The integrity of liquidity pools depends entirely on predictable token behavior. When a token’s supply is altered outside expected rules, the pool’s balance collapses instantly. This creates massive losses for users who provided liquidity and may trigger wider liquidity crises across DeFi platforms that rely on interconnected pools.
The attacker quickly sent stolen ETH to Tornado Cash, which remains a primary method for obscuring stolen funds. Despite regulatory scrutiny and sanctions, mixers continue to attract hackers because they allow for rapid, high volume anonymization.

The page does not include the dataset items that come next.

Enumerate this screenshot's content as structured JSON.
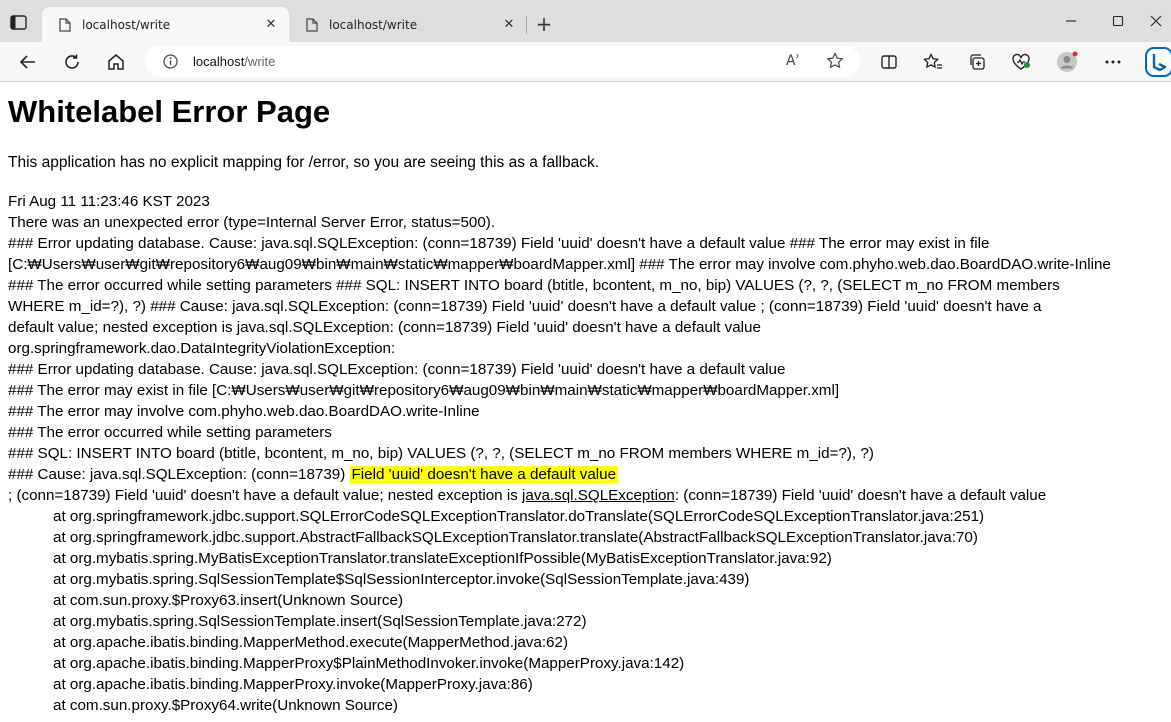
{
  "browser": {
    "tabs": [
      {
        "title": "localhost/write",
        "active": true
      },
      {
        "title": "localhost/write",
        "active": false
      }
    ],
    "address": {
      "host": "localhost",
      "path": "/write"
    },
    "read_aloud_label": "Aʾ"
  },
  "page": {
    "title": "Whitelabel Error Page",
    "fallback": "This application has no explicit mapping for /error, so you are seeing this as a fallback.",
    "timestamp": "Fri Aug 11 11:23:46 KST 2023",
    "summary": "There was an unexpected error (type=Internal Server Error, status=500).",
    "message_lines": [
      "### Error updating database. Cause: java.sql.SQLException: (conn=18739) Field 'uuid' doesn't have a default value ### The error may exist in file",
      "[C:₩Users₩user₩git₩repository6₩aug09₩bin₩main₩static₩mapper₩boardMapper.xml] ### The error may involve com.phyho.web.dao.BoardDAO.write-Inline",
      "### The error occurred while setting parameters ### SQL: INSERT INTO board (btitle, bcontent, m_no, bip) VALUES (?, ?, (SELECT m_no FROM members",
      "WHERE m_id=?), ?) ### Cause: java.sql.SQLException: (conn=18739) Field 'uuid' doesn't have a default value ; (conn=18739) Field 'uuid' doesn't have a",
      "default value; nested exception is java.sql.SQLException: (conn=18739) Field 'uuid' doesn't have a default value",
      "org.springframework.dao.DataIntegrityViolationException:",
      "### Error updating database.  Cause: java.sql.SQLException: (conn=18739) Field 'uuid' doesn't have a default value",
      "### The error may exist in file [C:₩Users₩user₩git₩repository6₩aug09₩bin₩main₩static₩mapper₩boardMapper.xml]",
      "### The error may involve com.phyho.web.dao.BoardDAO.write-Inline",
      "### The error occurred while setting parameters",
      "### SQL: INSERT INTO board (btitle, bcontent, m_no, bip)    VALUES (?, ?, (SELECT m_no FROM members WHERE m_id=?), ?)"
    ],
    "cause_prefix": "### Cause: java.sql.SQLException: (conn=18739)",
    "cause_highlight": "Field 'uuid' doesn't have a default value",
    "nested_line_a": "; (conn=18739) Field 'uuid' doesn't have a default value; nested exception is ",
    "nested_line_b": "java.sql.SQLException",
    "nested_line_c": ": (conn=18739) Field 'uuid' doesn't have a default value",
    "stack_trace": [
      "at org.springframework.jdbc.support.SQLErrorCodeSQLExceptionTranslator.doTranslate(SQLErrorCodeSQLExceptionTranslator.java:251)",
      "at org.springframework.jdbc.support.AbstractFallbackSQLExceptionTranslator.translate(AbstractFallbackSQLExceptionTranslator.java:70)",
      "at org.mybatis.spring.MyBatisExceptionTranslator.translateExceptionIfPossible(MyBatisExceptionTranslator.java:92)",
      "at org.mybatis.spring.SqlSessionTemplate$SqlSessionInterceptor.invoke(SqlSessionTemplate.java:439)",
      "at com.sun.proxy.$Proxy63.insert(Unknown Source)",
      "at org.mybatis.spring.SqlSessionTemplate.insert(SqlSessionTemplate.java:272)",
      "at org.apache.ibatis.binding.MapperMethod.execute(MapperMethod.java:62)",
      "at org.apache.ibatis.binding.MapperProxy$PlainMethodInvoker.invoke(MapperProxy.java:142)",
      "at org.apache.ibatis.binding.MapperProxy.invoke(MapperProxy.java:86)",
      "at com.sun.proxy.$Proxy64.write(Unknown Source)"
    ]
  },
  "colors": {
    "highlight": "#ffff00",
    "accent": "#0067c0"
  }
}
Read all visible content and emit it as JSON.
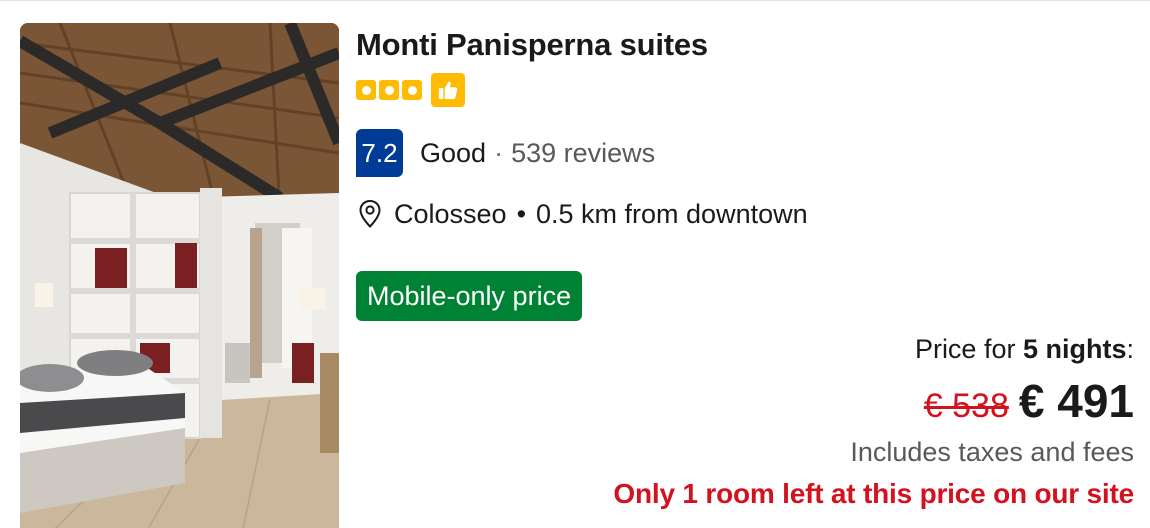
{
  "hotel": {
    "name": "Monti Panisperna suites",
    "star_count": 3,
    "preferred_icon": "thumbs-up-icon"
  },
  "review": {
    "score": "7.2",
    "word": "Good",
    "separator": "·",
    "count": "539 reviews"
  },
  "location": {
    "icon": "map-pin-icon",
    "area": "Colosseo",
    "separator": "•",
    "distance": "0.5 km from downtown"
  },
  "badge": {
    "label": "Mobile-only price"
  },
  "price": {
    "prefix": "Price for ",
    "nights": "5 nights",
    "suffix": ":",
    "original": "€ 538",
    "current": "€ 491",
    "taxes_note": "Includes taxes and fees",
    "scarcity": "Only 1 room left at this price on our site"
  },
  "colors": {
    "score_badge": "#003b95",
    "mobile_badge": "#008234",
    "star": "#febb02",
    "alert_red": "#d4111e"
  }
}
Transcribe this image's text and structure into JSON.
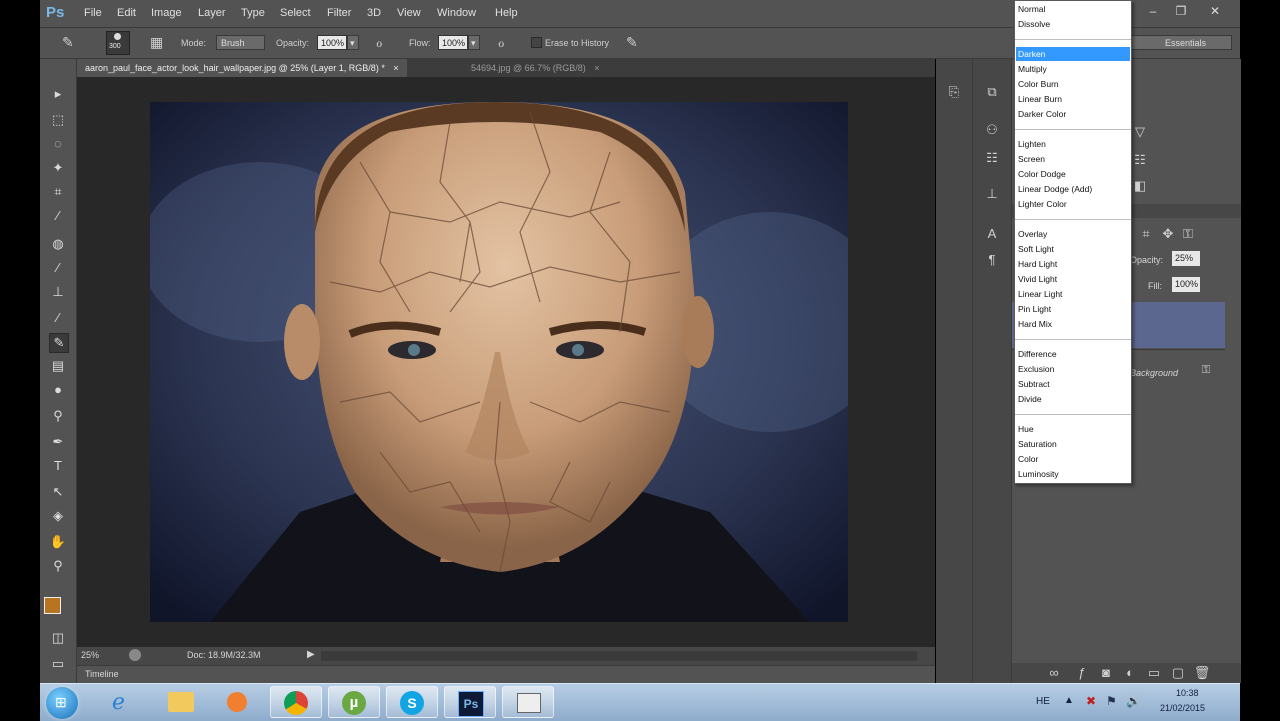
{
  "app": {
    "logo": "Ps"
  },
  "menu": [
    "File",
    "Edit",
    "Image",
    "Layer",
    "Type",
    "Select",
    "Filter",
    "3D",
    "View",
    "Window",
    "Help"
  ],
  "window_controls": {
    "minimize": "–",
    "restore": "❐",
    "close": "✕"
  },
  "options": {
    "brush_size": "300",
    "mode_label": "Mode:",
    "mode_value": "Brush",
    "opacity_label": "Opacity:",
    "opacity_value": "100%",
    "flow_label": "Flow:",
    "flow_value": "100%",
    "erase_history_label": "Erase to History",
    "workspace_value": "Essentials"
  },
  "tabs": [
    {
      "label": "aaron_paul_face_actor_look_hair_wallpaper.jpg @ 25% (Layer 1, RGB/8) *",
      "close": "×"
    },
    {
      "label": "54694.jpg @ 66.7% (RGB/8)",
      "close": "×"
    }
  ],
  "status": {
    "zoom": "25%",
    "doc": "Doc: 18.9M/32.3M"
  },
  "timeline": {
    "label": "Timeline"
  },
  "layers_panel": {
    "opacity_label": "Opacity:",
    "opacity_value": "25%",
    "fill_label": "Fill:",
    "fill_value": "100%",
    "background_label": "Background"
  },
  "blend_modes": {
    "selected": "Darken",
    "groups": [
      [
        "Normal",
        "Dissolve"
      ],
      [
        "Darken",
        "Multiply",
        "Color Burn",
        "Linear Burn",
        "Darker Color"
      ],
      [
        "Lighten",
        "Screen",
        "Color Dodge",
        "Linear Dodge (Add)",
        "Lighter Color"
      ],
      [
        "Overlay",
        "Soft Light",
        "Hard Light",
        "Vivid Light",
        "Linear Light",
        "Pin Light",
        "Hard Mix"
      ],
      [
        "Difference",
        "Exclusion",
        "Subtract",
        "Divide"
      ],
      [
        "Hue",
        "Saturation",
        "Color",
        "Luminosity"
      ]
    ]
  },
  "taskbar": {
    "language": "HE",
    "time": "10:38",
    "date": "21/02/2015",
    "ps_label": "Ps"
  },
  "colors": {
    "foreground": "#b8741e",
    "background": "#ffffff",
    "selection": "#3399ff"
  }
}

This pattern is consistent with previous DeFi exploits and exchange hacks, where mixers are used almost immediately after funds are stolen.
The combination of an exploit followed by a mixer transfer has become predictable. Major hacks from past years have shown the same behavior. An attacker identifies a flaw, drains assets, splits them among multiple wallets and launders them through a mixing protocol. This cycle reinforces two critical realities, DeFi is still highly vulnerable, and laundering infrastructure remains robust enough for attackers to operate with confidence.

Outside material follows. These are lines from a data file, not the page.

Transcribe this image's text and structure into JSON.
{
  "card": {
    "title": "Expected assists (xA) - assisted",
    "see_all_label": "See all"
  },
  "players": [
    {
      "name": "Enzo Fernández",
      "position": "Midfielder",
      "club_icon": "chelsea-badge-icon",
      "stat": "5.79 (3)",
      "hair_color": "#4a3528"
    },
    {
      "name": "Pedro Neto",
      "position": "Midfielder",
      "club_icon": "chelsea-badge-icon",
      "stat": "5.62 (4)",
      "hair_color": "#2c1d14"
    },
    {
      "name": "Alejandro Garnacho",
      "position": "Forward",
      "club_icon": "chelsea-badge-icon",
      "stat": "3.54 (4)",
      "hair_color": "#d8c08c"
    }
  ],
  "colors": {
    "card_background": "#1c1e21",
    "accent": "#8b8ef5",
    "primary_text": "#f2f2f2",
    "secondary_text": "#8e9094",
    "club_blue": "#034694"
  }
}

Until more advanced detection systems, stronger audits and better economic modeling become the standard, similar vulnerabilities will continue to be exploited.
Mechanisms that detect abnormal supply changes, enforce withdrawal limits or restrict redemptions during anomalies should be incorporated into liquidity pool architecture. Economic safety modeling must complement smart contract audits.
DeFi users often underestimate the risk of providing liquidity or staking in complex protocols. No audit or reputation fully eliminates risk. Users must diversify exposure and treat yield opportunities with caution.
With Tornado Cash and similar services repeatedly used for laundering, regulators may push for more enforcement actions. This increases pressure on privacy tools, but it also highlights the need for decentralized privacy solutions that cannot be misused as easily.
The Yearn yETH exploit and subsequent laundering through Tornado Cash are the latest reminders that DeFi, while innovative, remains structurally fragile. As ecosystems grow more interconnected and protocol complexity increases, so does the risk of catastrophic failures.
For DeFi to become a trusted global financial system, it must adopt stronger audits, safer economic design and better user protections. Until then, the space will continue to experience painful setbacks where millions are lost and trust is shaken.
This incident reinforces a simple truth, decentralization does not remove the need for rigorous security. It amplifies it.